Further there is a delay in registration of the case, thereby making the prosecution case doubtful. The evidence of the witnesses do not state that the accident had occurred due to rash and negligent driving of the accused. 30. Though due to the incident, the person has died the accused cannot be convicted on mere surmises and conjecture and can be convicted only on legal evidence. The law does not permit the court to punish the accused on the basis of moral conviction or suspicion alone. The burden of proof in criminal trial never shifts and the burden is always on the prosecution to prove its case beyond all reasonable doubts on the basis of acceptable evidence.

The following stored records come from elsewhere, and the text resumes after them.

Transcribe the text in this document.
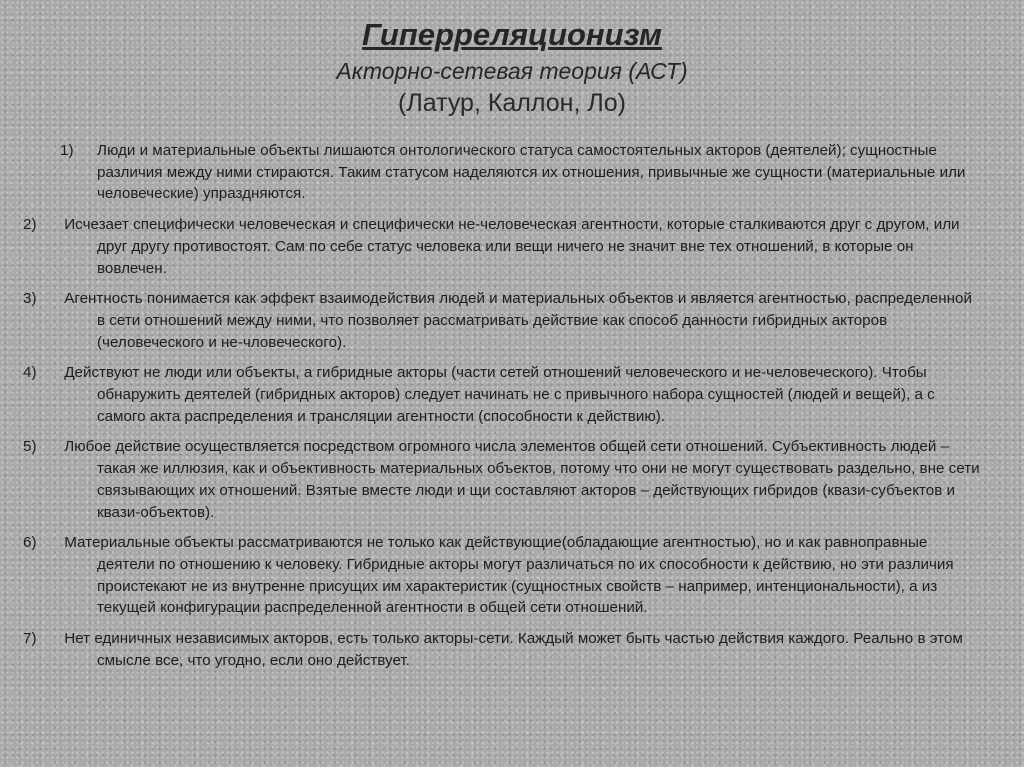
Гиперреляционизм
Акторно-сетевая теория (АСТ)
(Латур, Каллон, Ло)
1) Люди и материальные объекты лишаются онтологического статуса самостоятельных акторов (деятелей); сущностные различия между ними стираются. Таким статусом наделяются их отношения, привычные же сущности (материальные или человеческие) упраздняются.
2) Исчезает специфически человеческая и специфически не-человеческая агентности, которые сталкиваются друг с другом, или друг другу противостоят. Сам по себе статус человека или вещи ничего не значит вне тех отношений, в которые он вовлечен.
3) Агентность понимается как эффект взаимодействия людей и материальных объектов и является агентностью, распределенной в сети отношений между ними, что позволяет рассматривать действие как способ данности гибридных акторов (человеческого и не-чловеческого).
4) Действуют не люди или объекты, а гибридные акторы (части сетей отношений человеческого и не-человеческого). Чтобы обнаружить деятелей (гибридных акторов) следует начинать не с привычного набора сущностей (людей и вещей), а с самого акта распределения и трансляции агентности (способности к действию).
5) Любое действие осуществляется посредством огромного числа элементов общей сети отношений. Субъективность людей – такая же иллюзия, как и объективность материальных объектов, потому что они не могут существовать раздельно, вне сети связывающих их отношений. Взятые вместе люди и щи составляют акторов – действующих гибридов (квази-субъектов и квази-объектов).
6) Материальные объекты рассматриваются не только как действующие(обладающие агентностью), но и как равноправные деятели по отношению к человеку. Гибридные акторы могут различаться по их способности к действию, но эти различия проистекают не из внутренне присущих им характеристик (сущностных свойств – например, интенциональности), а из текущей конфигурации распределенной агентности в общей сети отношений.
7) Нет единичных независимых акторов, есть только акторы-сети. Каждый может быть частью действия каждого. Реально в этом смысле все, что угодно, если оно действует.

It is settled principle of criminal jurisprudence that the more serious the offence, the stricter the decree of proof required. In this case, the prosecution has failed to prove its case beyond all reasonable doubt and the Courts below without properly appreciating and analysing the evidence have erred in convicting the petitioner/accused. 31. In the result, the criminal revision stands allowed and the impugned judgment of conviction and sentence passed by both the Courts below are set aside. The revision petitioner/accused is acquitted from the charges levelled against him. The bail bond if any executed by him shall stand cancelled and the fine amount if any paid by him shall be refunded to him.